Ikhtisar
Indonesia mempunyai sumber daya laut dan hutan berlimpah, tetapi belum dimanfaatkan secara optimal untuk meningkatkan kesejahteraan masyarakat. Pengelolaannya pun kurang memperhatikan aspek keberlanjutan. Akibatnya, keberlanjutan SDA itu pun terancam, termasuk penyediaan kebutuhan hidup generasi mendatang. Melalui pengelolaan yang baik, SDA itu sebenarnya dapat dimanfaatkan secara optimal untuk meningkatkan kesejahteraan masyarakat. Namun, masyarakat nelayan dan mereka yang bermukim di sekitar hutan, masih banyak terperangkap dalam kemiskinan akibat pemanfaatan SDA sering hanya mengedepankan aspek ekonomi semata, sementara aspek sosial dan ekologi kurang menjadi prioritas. Dalam konsep pembangunan berkelanjutan, ketiga aspek itu harus mendapat perhatian berimbang agar manfaatnya dirasakan oleh masyarakat, baik generasi sekarang maupun yang akan datang. Buku ini mengungkap persoalan sekitar pengelolaan sumber daya laut dan hutan dari sisi perspektif, kebijakan, dan permasalahan pengelolaan sumber daya yang terjadi di beberapa daerah.
Pendahuluan / Prolog
Kata pengantar
Indonesia memiliki wilayah laut yang luas, mengandung berbagai potensi sumber daya alam, baik yang bersifat terbarukan maupun tidak terbarukan.Sumber daya laut terbarukan seperti ikan, jika dimanfaatkan secara baik dapat digunakan untuk menyejahterakan masyarakat. Hamparan terumbu karang, juga sumber daya yang tidak kalah penting bagi kehidupan manusia karena dapat melindungi pantai dari abrasi, dan bersama dengan padang lamun dan mangrove menjadi tempat berpijah ikan, sehingga potensi sumber daya perikanan dapat terus berkembang.

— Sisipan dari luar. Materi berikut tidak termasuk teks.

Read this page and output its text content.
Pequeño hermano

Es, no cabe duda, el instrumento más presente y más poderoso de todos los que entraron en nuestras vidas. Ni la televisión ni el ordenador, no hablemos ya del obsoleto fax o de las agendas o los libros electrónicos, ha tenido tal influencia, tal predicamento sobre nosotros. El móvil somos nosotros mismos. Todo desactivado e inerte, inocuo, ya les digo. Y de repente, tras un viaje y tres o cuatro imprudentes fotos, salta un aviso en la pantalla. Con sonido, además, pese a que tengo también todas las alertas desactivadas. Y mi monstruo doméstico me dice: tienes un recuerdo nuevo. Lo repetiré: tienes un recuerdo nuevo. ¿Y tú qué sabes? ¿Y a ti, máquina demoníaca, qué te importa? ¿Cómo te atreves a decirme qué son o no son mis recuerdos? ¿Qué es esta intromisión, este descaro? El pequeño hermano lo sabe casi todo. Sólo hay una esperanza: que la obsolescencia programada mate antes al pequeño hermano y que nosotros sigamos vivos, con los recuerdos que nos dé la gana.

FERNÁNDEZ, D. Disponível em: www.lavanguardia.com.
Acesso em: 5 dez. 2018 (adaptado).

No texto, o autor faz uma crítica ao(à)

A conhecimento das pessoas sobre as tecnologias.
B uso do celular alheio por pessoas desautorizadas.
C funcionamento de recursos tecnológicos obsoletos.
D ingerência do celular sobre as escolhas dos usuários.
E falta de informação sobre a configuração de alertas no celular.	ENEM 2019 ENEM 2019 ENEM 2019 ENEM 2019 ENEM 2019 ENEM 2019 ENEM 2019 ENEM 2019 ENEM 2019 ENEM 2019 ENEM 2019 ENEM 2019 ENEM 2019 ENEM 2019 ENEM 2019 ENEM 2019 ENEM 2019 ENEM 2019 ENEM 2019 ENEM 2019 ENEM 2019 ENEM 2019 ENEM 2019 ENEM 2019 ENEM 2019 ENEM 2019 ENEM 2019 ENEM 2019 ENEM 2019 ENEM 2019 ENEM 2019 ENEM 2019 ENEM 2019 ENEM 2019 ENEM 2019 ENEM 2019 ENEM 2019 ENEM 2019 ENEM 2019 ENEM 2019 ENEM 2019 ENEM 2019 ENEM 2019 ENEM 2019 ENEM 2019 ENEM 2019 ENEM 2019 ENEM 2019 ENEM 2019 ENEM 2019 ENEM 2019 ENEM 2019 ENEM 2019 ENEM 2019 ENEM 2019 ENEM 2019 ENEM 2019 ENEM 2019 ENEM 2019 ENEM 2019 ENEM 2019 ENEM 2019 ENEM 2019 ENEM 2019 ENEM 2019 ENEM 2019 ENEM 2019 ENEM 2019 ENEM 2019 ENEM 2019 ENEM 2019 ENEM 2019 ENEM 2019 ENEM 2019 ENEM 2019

Wilayah daratan Indonesia pun terdapat hamparan hutan yang luas, yang berfungsi sebagai penampung karbon diaksoda yang dapat mengurangi konsentrasi gas rumah kaca dan juga berfungsi sebagai paru-paru dunia yang menghasilkan oksigen yang sangat dibutuhkan oleh umat manusia. Lebih dari itu, hutan juga sebagai sumber ekonomi masyarakat, dan diperkirakan puluhan juta masyarakat Indonesia hidupnya tergantung pada hasil hutan.
Sumber daya alam yang dimiliki oleh bangsa Indonesia itu, saat ini banyak mengalami degradasi. Potensi sumber daya perikanan misalnya, sudah banyak mengalami over fishing akibat perilaku manusia, baik karena penangkapan ikan yang dilakukan secara ilegal (illegal fishing) maupun karena penggunaan alat tangkap yang merusak (destructive fishing). Rusaknya terumbu karang di berbagai kawasan perairan Indonesia merupakan faktor lain yang semakin mempercepat terjadinya over fishing, karena berkurangnya tempat ikan untuk berpijah. Oleh karena itu, keseluruhan sumber daya alam tersebut, selain dimanfaatkan untuk kesejahteraan masyarakat, juga perlu dijaga kelestariannya.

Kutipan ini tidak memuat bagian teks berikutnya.